Beaucoup, par exemple, entendent par « bear market crypto » un bear market long et profond qui dure environ un an, mais d’autres l’entendent simplement comme un bear market un peu plus profond que le classique, sans durée spécifique.
On ne sait pas clairement à quelle définition de bear market crypto se réfère Tom Lee, mais il reste le fait qu’on ne peut absolument pas exclure qu’une fois un bear market terminé, un autre puisse ensuite commencer.
Les prévisions
Le point est que, depuis des mois, circule la prévision selon laquelle jusqu’en juin le prix du Bitcoin pourrait continuer à monter.
Cette prévision non seulement est en train de se révéler correcte, mais elle est aussi parfaitement en ligne avec ce qu’affirme Tom Lee.
Seulement, ne pouvant exclure qu’une fois un bear market terminé un autre puisse ensuite commencer, circule également depuis des mois l’hypothèse que dans la seconde moitié de l’année il pourrait y avoir une nouvelle tendance baissière.
En d’autres termes, l’actuel bear market pourrait aussi se terminer, mais dans la seconde moitié de l’année un nouveau pourrait en théorie commencer.
Par le passé, les grands bear markets du Bitcoin ont duré environ 12 mois, tandis que le scénario qui vient d’être décrit prévoirait deux bear markets beaucoup plus courts, séparés par une mini bull run comme celle en cours.
Il convient toutefois de souligner que l’hypothèse d’un second bear market dans la seconde moitié de l’année ne recueille à ce jour pas énormément de soutiens, tandis qu’en revanche l’hypothèse d’une mini bull run jusqu’en juin était partagée par plusieurs analystes.
Très simplement, il est encore trop tôt pour envisager concrètement un nouveau bear market dans les prochains mois, même si peut-être dès juin on pourra en savoir davantage à ce sujet.
Les plus hauts historiques
En ce moment, toutefois, il existe une prévision qui recueille vraiment énormément de consensus.
Il est en effet largement admis qu’en 2026 le prix du Bitcoin pourrait ne pas avoir la force d’aller actualiser ses plus hauts historiques.
L’actuel plus haut historique remonte au 6 octobre dernier, lorsqu’il a dépassé les 126.000 $.
Même si mai se clôturait avec un troisième mois consécutif dans le vert, pour bondir à 126.000 $ il faudrait soit une bulle spéculative en juin, soit d’autres mois consécutifs de hausse, qui à l’heure actuelle paraissent vraiment peu probables.
De plus, bien qu’en théorie on puisse aussi envisager une petite correction suivie ensuite d’une autre bull run, il ne faut pas oublier l’hypothèse selon laquelle, au contraire, dans la seconde moitié de l’année un nouveau bear market pourrait se déclencher.

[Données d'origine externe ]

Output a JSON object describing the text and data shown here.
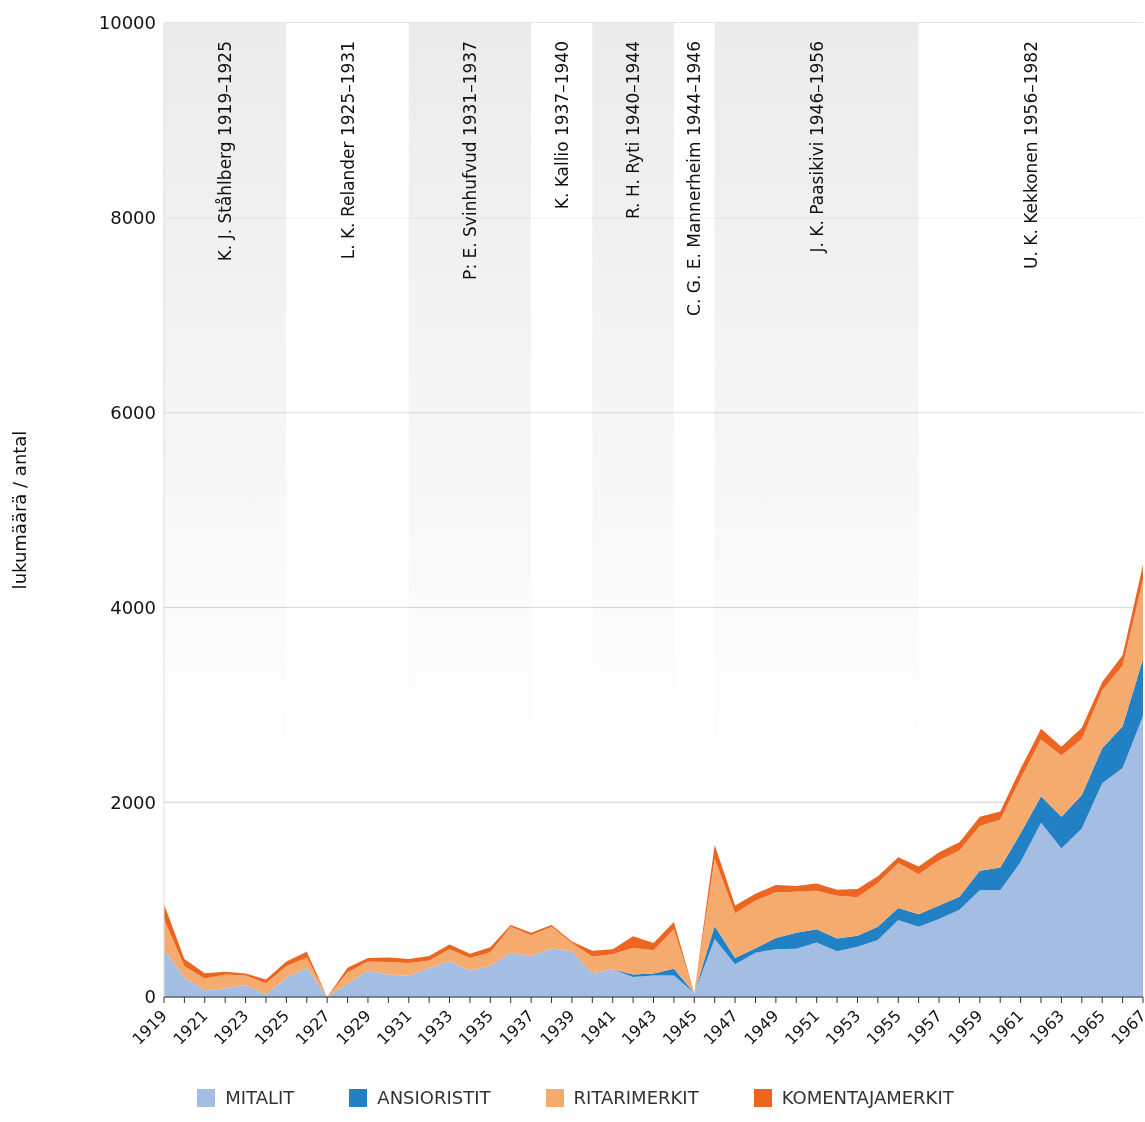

Cela n’enlève toutefois rien au fait que, dans le cas où l’année prochaine il y aurait un fort rebond, les 126.000 $ pourraient en théorie ne pas être un objectif particulièrement lointain. Mais étant donné qu’il est déjà difficile de prévoir ce qui se passera en juin, prévoir ce qui se passera l’année prochaine l’est encore davantage.